Exercise capacity is related to calcium transients in ventricular cardiomyocytes.

The aim of the present study was to evaluate the Ca2+ handling and contractility properties of cardiomyocytes isolated from rats with high intrinsic aerobic exercise capacity. Standard-performance (SP) and high-performance (HP) rats were categorized with a treadmill progressive exercise test according to the exercise time to fatigue (TTF). The SP group included rats with TTF between 16.63 and 46.57 min, and the HP group included rats with TTF>46.57 min. Isolated ventricular cardiomyocytes were dissociated from the hearts of SP and HP rats, and intracellular global Ca2+ ([Ca2+]i) transients were measured. The [Ca2+]i transient peak was increased in the HP group relative to the SP group (5.54+/-0.31 vs. 4.18+/-0.12 F/F0; P<or=0.05) and was positively correlated with the TTF attained during the progressive test (r=0.81).

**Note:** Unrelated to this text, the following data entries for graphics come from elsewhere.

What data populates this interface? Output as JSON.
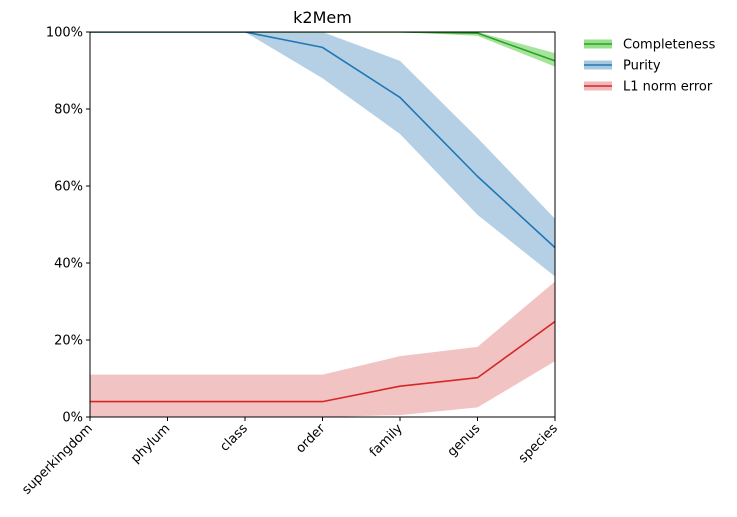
{
  "chart_data": {
    "type": "line",
    "title": "k2Mem",
    "xlabel": "",
    "ylabel": "",
    "categories": [
      "superkingdom",
      "phylum",
      "class",
      "order",
      "family",
      "genus",
      "species"
    ],
    "ylim": [
      0,
      100
    ],
    "yticks": [
      0,
      20,
      40,
      60,
      80,
      100
    ],
    "ytick_labels": [
      "0%",
      "20%",
      "40%",
      "60%",
      "80%",
      "100%"
    ],
    "grid": false,
    "legend_position": "outside top-right",
    "series": [
      {
        "name": "Completeness",
        "color": "#2ca02c",
        "band_color": "#98df8a",
        "values": [
          100,
          100,
          100,
          100,
          100,
          99.7,
          92.5
        ],
        "lower": [
          100,
          100,
          100,
          100,
          100,
          99.0,
          91.0
        ],
        "upper": [
          100,
          100,
          100,
          100,
          100,
          100,
          94.5
        ]
      },
      {
        "name": "Purity",
        "color": "#1f77b4",
        "band_color": "#a8c8e0",
        "values": [
          100,
          100,
          100,
          96,
          83,
          62.5,
          44
        ],
        "lower": [
          100,
          100,
          100,
          88,
          73.5,
          52.5,
          36.5
        ],
        "upper": [
          100,
          100,
          100,
          100,
          92.5,
          72.5,
          51.5
        ]
      },
      {
        "name": "L1 norm error",
        "color": "#d62728",
        "band_color": "#f0b8b8",
        "values": [
          4,
          4,
          4,
          4,
          8,
          10.2,
          24.8
        ],
        "lower": [
          0,
          0,
          0,
          0,
          0.5,
          2.5,
          14.5
        ],
        "upper": [
          11,
          11,
          11,
          11,
          15.8,
          18.2,
          35.2
        ]
      }
    ]
  }
}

We also performed contractility measurements in isolated cardiomyocytes and found higher amplitude of contraction in the HP group compared with the SP group (6.7+/-0.2 vs. 6.0+/-0.3% resting cell length; P<or=0.05). To reinforce the intrinsic differences between SP and HP rats, we performed Western blot experiments and observed increased expression of sarco(endo)plasmic reticulum Ca2+-ATPase type 2a (1.30+/-0.07 vs. 1.74+/-0.18 arbitrary units; P<or=0.05) and ryanodine receptor type 2 (1.86+/-0.13 vs. 3.57+/-0.12 arbitrary units; P<or=0.05) in HP rats. In summary, our data showed important intrinsic differences in cardiomyocyte properties that could explain some of the divergence observed in rats with high intrinsic aerobic exercise capacity.